Indian Beach (Photo by George Mortimer via CBC)

That prompted me to visit Joneljim’s website and look at its list of past projects and I was struck by the sheer volume of government contracts the firm has received over the years: hospitals, sewage treatment plants, wharf repairs, municipal sidewalks, Centre 200, work on the CBU and NSCC Marconi campuses, renovations to the Bell Museum, and schools  — including nine of the 14 public-private-partnership or P3 schools built in Cape Breton during the great P3 School Mania of the late ’90s/early oughts.

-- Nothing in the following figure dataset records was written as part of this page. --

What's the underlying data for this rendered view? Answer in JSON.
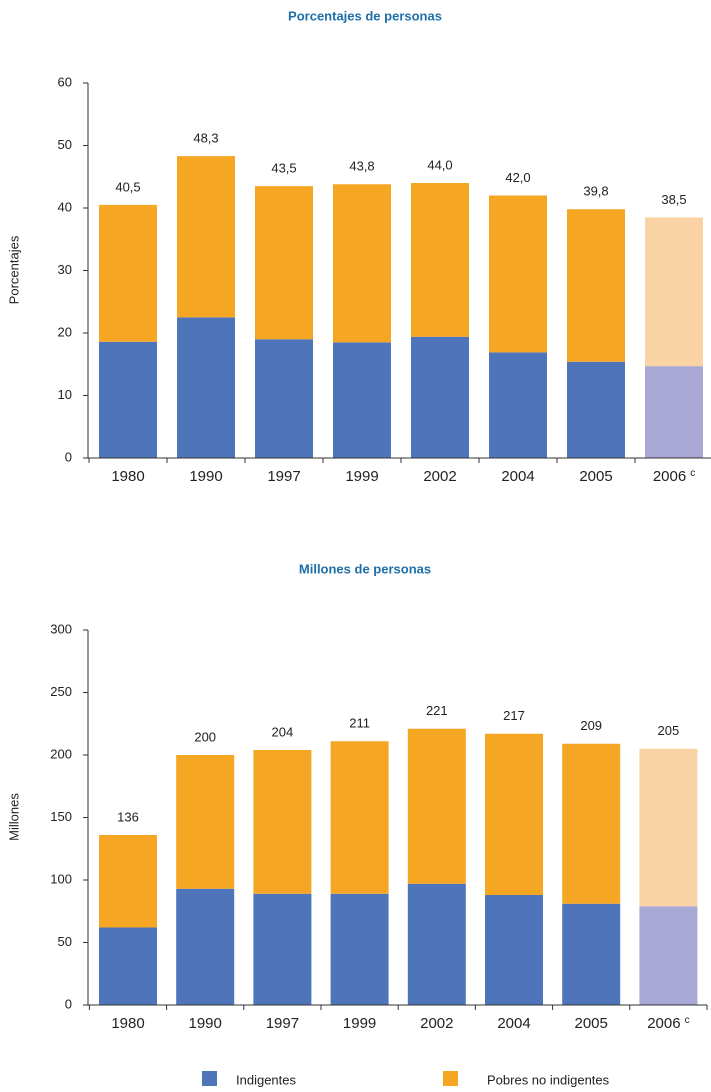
{
  "chart_data": [
    {
      "type": "stacked_bar",
      "title": "Porcentajes de personas",
      "y_label": "Porcentajes",
      "categories": [
        "1980",
        "1990",
        "1997",
        "1999",
        "2002",
        "2004",
        "2005",
        "2006"
      ],
      "category_superscripts": [
        null,
        null,
        null,
        null,
        null,
        null,
        null,
        "c"
      ],
      "ylim": [
        0,
        60
      ],
      "yticks": [
        0,
        10,
        20,
        30,
        40,
        50,
        60
      ],
      "series": [
        {
          "name": "Indigentes",
          "color": "#4e74b9",
          "colors": [
            "#4e74b9",
            "#4e74b9",
            "#4e74b9",
            "#4e74b9",
            "#4e74b9",
            "#4e74b9",
            "#4e74b9",
            "#a9a8d4"
          ],
          "values": [
            18.6,
            22.5,
            19.0,
            18.5,
            19.4,
            16.9,
            15.4,
            14.7
          ],
          "value_labels": [
            "18,6",
            "22,5",
            "19,0",
            "18,5",
            "19,4",
            "16,9",
            "15,4",
            "14,7"
          ]
        },
        {
          "name": "Pobres no indigentes",
          "color": "#f5a623",
          "colors": [
            "#f5a623",
            "#f5a623",
            "#f5a623",
            "#f5a623",
            "#f5a623",
            "#f5a623",
            "#f5a623",
            "#f9d3a4"
          ],
          "values": [
            21.9,
            25.8,
            24.5,
            25.3,
            24.6,
            25.1,
            24.4,
            23.8
          ]
        }
      ],
      "totals": [
        40.5,
        48.3,
        43.5,
        43.8,
        44.0,
        42.0,
        39.8,
        38.5
      ],
      "total_labels": [
        "40,5",
        "48,3",
        "43,5",
        "43,8",
        "44,0",
        "42,0",
        "39,8",
        "38,5"
      ]
    },
    {
      "type": "stacked_bar",
      "title": "Millones de personas",
      "y_label": "Millones",
      "categories": [
        "1980",
        "1990",
        "1997",
        "1999",
        "2002",
        "2004",
        "2005",
        "2006"
      ],
      "category_superscripts": [
        null,
        null,
        null,
        null,
        null,
        null,
        null,
        "c"
      ],
      "ylim": [
        0,
        300
      ],
      "yticks": [
        0,
        50,
        100,
        150,
        200,
        250,
        300
      ],
      "series": [
        {
          "name": "Indigentes",
          "color": "#4e74b9",
          "colors": [
            "#4e74b9",
            "#4e74b9",
            "#4e74b9",
            "#4e74b9",
            "#4e74b9",
            "#4e74b9",
            "#4e74b9",
            "#a9a8d4"
          ],
          "values": [
            62,
            93,
            89,
            89,
            97,
            88,
            81,
            79
          ]
        },
        {
          "name": "Pobres no indigentes",
          "color": "#f5a623",
          "colors": [
            "#f5a623",
            "#f5a623",
            "#f5a623",
            "#f5a623",
            "#f5a623",
            "#f5a623",
            "#f5a623",
            "#f9d3a4"
          ],
          "values": [
            74,
            107,
            115,
            122,
            124,
            129,
            128,
            126
          ]
        }
      ],
      "totals": [
        136,
        200,
        204,
        211,
        221,
        217,
        209,
        205
      ]
    }
  ]
}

In fact, Sherwood Park Elementary School, a P3 school built in Sydney, gets a bigger write-up than any other project on the site:

Joneljim was a member of the original consortium which designed and built a state of the art education complex on behalf of the Cape Breton District School Board. This project is a unique application of the partnership concept of public infrastructure and will be a model for future endeavours. – $15,000,000

Rather than being “a model for future endeavours,” Sherwood Park is now scheduled for closure — along with Harbourside Elementary, another P3 school Joneljim helped construct — and the entire P3 school program has been panned by successive Nova Scotia Auditors General as poorly executed and wasteful. The only ones who really benefited were the developers — which probably explains why Sherwood Park still features so prominently on Joneljim’s website.